LogoNotícias de Salvador

Moraes determina prisão domiciliar para Fátima de Tubarão e outros 18 idosos condenados

Decisão do STF beneficia condenados idosos por atos de 8 de janeiro, com exigência de tornozeleira e restrições.

27/04/2026 às 21:47
Por: Redação

Aposentada de 70 anos, Maria de Fátima Mendonça Jacinto, conhecida como Fátima de Tubarão e uma das pessoas condenadas pelos eventos classificados como atos golpistas ocorridos em 8 de janeiro de 2023, recebeu do ministro Alexandre de Moraes, do Supremo Tribunal Federal (STF), autorização para cumprir prisão em regime domiciliar por razões humanitárias. O despacho que concede esse benefício foi publicado na sexta-feira, dia 24.

 

O ministro baseou sua decisão na Lei de Execuções Penais, que admite a concessão de prisão domiciliar para indivíduos com mais de 70 anos de idade. Além de Fátima, a medida também se estende a outros 18 presos idosos diagnosticados com doenças graves.

 

Conforme a sentença que resultou em sua condenação, Fátima foi responsabilizada pela invasão ao prédio do Supremo, além da destruição de janelas, cadeiras, mesas e obras de arte. Ela registrou essas ações em vídeos e os divulgou em redes sociais, o que permitiu sua identificação e prisão pela Polícia Federal duas semanas depois dos acontecimentos.

 

Sentenciada a um total de 17 anos de reclusão, Fátima já cumpriu três anos, dez meses e 24 dias de sua pena.

 

Os beneficiados com a prisão domiciliar, incluindo Fátima, precisarão obedecer a uma série de medidas cautelares determinadas pelo STF. Entre as exigências estão o monitoramento por meio de tornozeleira eletrônica, suspensão do passaporte, impedimento de deixar o país, proibição de utilização de redes sociais e veto ao contato com os demais investigados no processo.

 

Além disso, todos só poderão receber visitas mediante autorização prévia do ministro relator.

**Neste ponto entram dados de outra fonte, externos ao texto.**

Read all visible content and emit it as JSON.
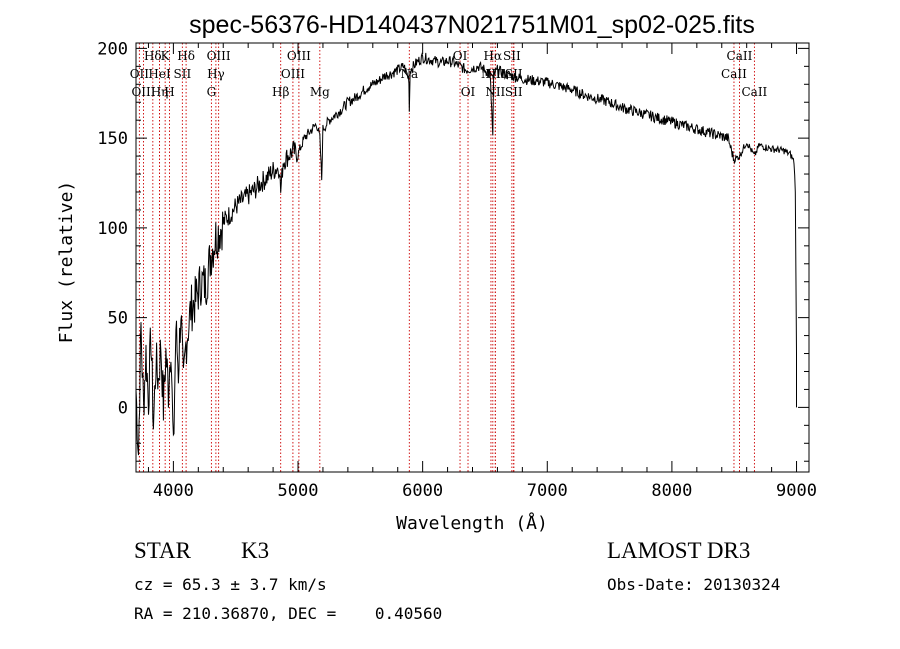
{
  "chart_data": {
    "type": "line",
    "title": "spec-56376-HD140437N021751M01_sp02-025.fits",
    "xlabel": "Wavelength (Å)",
    "ylabel": "Flux (relative)",
    "xlim": [
      3700,
      9100
    ],
    "ylim": [
      -36,
      203
    ],
    "xticks": [
      4000,
      5000,
      6000,
      7000,
      8000,
      9000
    ],
    "xtick_labels": [
      "4000",
      "5000",
      "6000",
      "7000",
      "8000",
      "9000"
    ],
    "yticks": [
      0,
      50,
      100,
      150,
      200
    ],
    "ytick_labels": [
      "0",
      "50",
      "100",
      "150",
      "200"
    ],
    "grid": false,
    "series": [
      {
        "name": "flux",
        "x": [
          3700,
          3720,
          3740,
          3760,
          3780,
          3800,
          3820,
          3840,
          3860,
          3880,
          3900,
          3920,
          3940,
          3960,
          3980,
          4000,
          4020,
          4040,
          4060,
          4080,
          4100,
          4140,
          4180,
          4220,
          4260,
          4300,
          4340,
          4380,
          4420,
          4460,
          4500,
          4550,
          4600,
          4650,
          4700,
          4750,
          4800,
          4850,
          4861,
          4880,
          4920,
          4960,
          5000,
          5050,
          5100,
          5150,
          5175,
          5190,
          5200,
          5250,
          5300,
          5350,
          5400,
          5450,
          5500,
          5550,
          5600,
          5650,
          5700,
          5750,
          5800,
          5850,
          5890,
          5893,
          5900,
          5950,
          6000,
          6050,
          6100,
          6150,
          6200,
          6250,
          6300,
          6350,
          6400,
          6450,
          6500,
          6540,
          6555,
          6563,
          6570,
          6600,
          6650,
          6700,
          6750,
          6800,
          6900,
          7000,
          7100,
          7200,
          7300,
          7400,
          7500,
          7600,
          7700,
          7800,
          7900,
          8000,
          8100,
          8200,
          8300,
          8400,
          8450,
          8498,
          8542,
          8600,
          8662,
          8700,
          8800,
          8900,
          8950,
          8980,
          8990,
          9000,
          9000
        ],
        "y": [
          10,
          -25,
          45,
          0,
          30,
          5,
          40,
          -10,
          25,
          15,
          35,
          0,
          30,
          10,
          38,
          -28,
          45,
          20,
          55,
          10,
          35,
          55,
          60,
          70,
          68,
          85,
          95,
          100,
          105,
          108,
          112,
          115,
          118,
          121,
          125,
          128,
          132,
          134,
          120,
          137,
          140,
          143,
          141,
          150,
          154,
          158,
          150,
          127,
          155,
          160,
          163,
          166,
          170,
          172,
          175,
          178,
          180,
          182,
          185,
          186,
          188,
          190,
          183,
          165,
          188,
          192,
          195,
          194,
          193,
          192,
          193,
          192,
          190,
          188,
          189,
          190,
          188,
          186,
          165,
          150,
          185,
          188,
          186,
          185,
          184,
          183,
          182,
          181,
          179,
          177,
          174,
          172,
          170,
          167,
          165,
          163,
          161,
          159,
          157,
          155,
          153,
          151,
          150,
          138,
          140,
          148,
          140,
          146,
          144,
          143,
          141,
          137,
          120,
          30,
          0
        ]
      }
    ],
    "line_markers": [
      {
        "label": "Hδ",
        "wavelength": 3835,
        "row": 1
      },
      {
        "label": "OII",
        "wavelength": 3727,
        "row": 2
      },
      {
        "label": "OIII",
        "wavelength": 3760,
        "row": 3
      },
      {
        "label": "K",
        "wavelength": 3934,
        "row": 1
      },
      {
        "label": "HeI",
        "wavelength": 3889,
        "row": 2
      },
      {
        "label": "Hη",
        "wavelength": 3889,
        "row": 3
      },
      {
        "label": "H",
        "wavelength": 3969,
        "row": 3
      },
      {
        "label": "Hδ",
        "wavelength": 4102,
        "row": 1
      },
      {
        "label": "SII",
        "wavelength": 4072,
        "row": 2
      },
      {
        "label": "OIII",
        "wavelength": 4363,
        "row": 1
      },
      {
        "label": "Hγ",
        "wavelength": 4341,
        "row": 2
      },
      {
        "label": "G",
        "wavelength": 4305,
        "row": 3
      },
      {
        "label": "OIII",
        "wavelength": 5007,
        "row": 1
      },
      {
        "label": "OIII",
        "wavelength": 4959,
        "row": 2
      },
      {
        "label": "Hβ",
        "wavelength": 4861,
        "row": 3
      },
      {
        "label": "Mg",
        "wavelength": 5175,
        "row": 3
      },
      {
        "label": "Na",
        "wavelength": 5893,
        "row": 2
      },
      {
        "label": "OI",
        "wavelength": 6300,
        "row": 1
      },
      {
        "label": "OI",
        "wavelength": 6364,
        "row": 3
      },
      {
        "label": "Hα",
        "wavelength": 6563,
        "row": 1
      },
      {
        "label": "SII",
        "wavelength": 6716,
        "row": 1
      },
      {
        "label": "NII",
        "wavelength": 6548,
        "row": 2
      },
      {
        "label": "NII",
        "wavelength": 6583,
        "row": 2
      },
      {
        "label": "SII",
        "wavelength": 6731,
        "row": 2
      },
      {
        "label": "NII",
        "wavelength": 6583,
        "row": 3
      },
      {
        "label": "SII",
        "wavelength": 6731,
        "row": 3
      },
      {
        "label": "CaII",
        "wavelength": 8542,
        "row": 1
      },
      {
        "label": "CaII",
        "wavelength": 8498,
        "row": 2
      },
      {
        "label": "CaII",
        "wavelength": 8662,
        "row": 3
      }
    ]
  },
  "info": {
    "object_class": "STAR",
    "subclass": "K3",
    "redshift": "cz = 65.3 ± 3.7 km/s",
    "coords": "RA = 210.36870, DEC =    0.40560",
    "survey": "LAMOST DR3",
    "obs_date": "Obs-Date: 20130324"
  },
  "colors": {
    "line": "#000000",
    "marker": "#cc0000",
    "background": "#ffffff"
  }
}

Caso haja descumprimento de qualquer uma das restrições impostas, o ministro Alexandre de Moraes poderá determinar o retorno imediato dos condenados ao regime fechado.

 

Apesar do avanço para o regime domiciliar, os condenados permanecem obrigados ao pagamento solidário no valor de 30 milhões de reais, referentes aos prejuízos provocados pela depredação do Supremo Tribunal Federal, do Congresso Nacional e do Palácio do Planalto durante os eventos de 8 de janeiro.

 

Processo penal e números das condenações

Segundo dados mais recentes divulgados em janeiro pelo Supremo, a Primeira Turma da Corte já condenou 1.399 pessoas envolvidas nos atos que buscaram desestabilizar a democracia brasileira e comprometer o funcionamento das instituições nacionais.

 

No levantamento, consta que 179 pessoas permanecem presas, sendo 114 em regime fechado, após o trânsito em julgado das sentenças condenatórias.

 

Após os episódios, a Procuradoria-Geral da República apresentou 1.734 ações penais relacionadas aos fatos de 8 de janeiro junto ao STF. As denúncias foram categorizadas conforme a participação dos acusados: incitadores, executores e quatro núcleos principais responsáveis por viabilizar a tentativa de manutenção do ex-presidente Jair Bolsonaro no governo, contrariando o resultado eleitoral e o ordenamento democrático, de acordo com o entendimento do Supremo Tribunal Federal.

 

O relatório demonstrou que a maior parte dos condenados, ou seja, 979 pessoas, equivalente a 68,9% do total, recebeu penas por infrações de menor gravidade. Desses, 415 foram sentenciados a até um ano de detenção e outros foram contemplados por Acordos de Não Persecução Penal (ANPPs).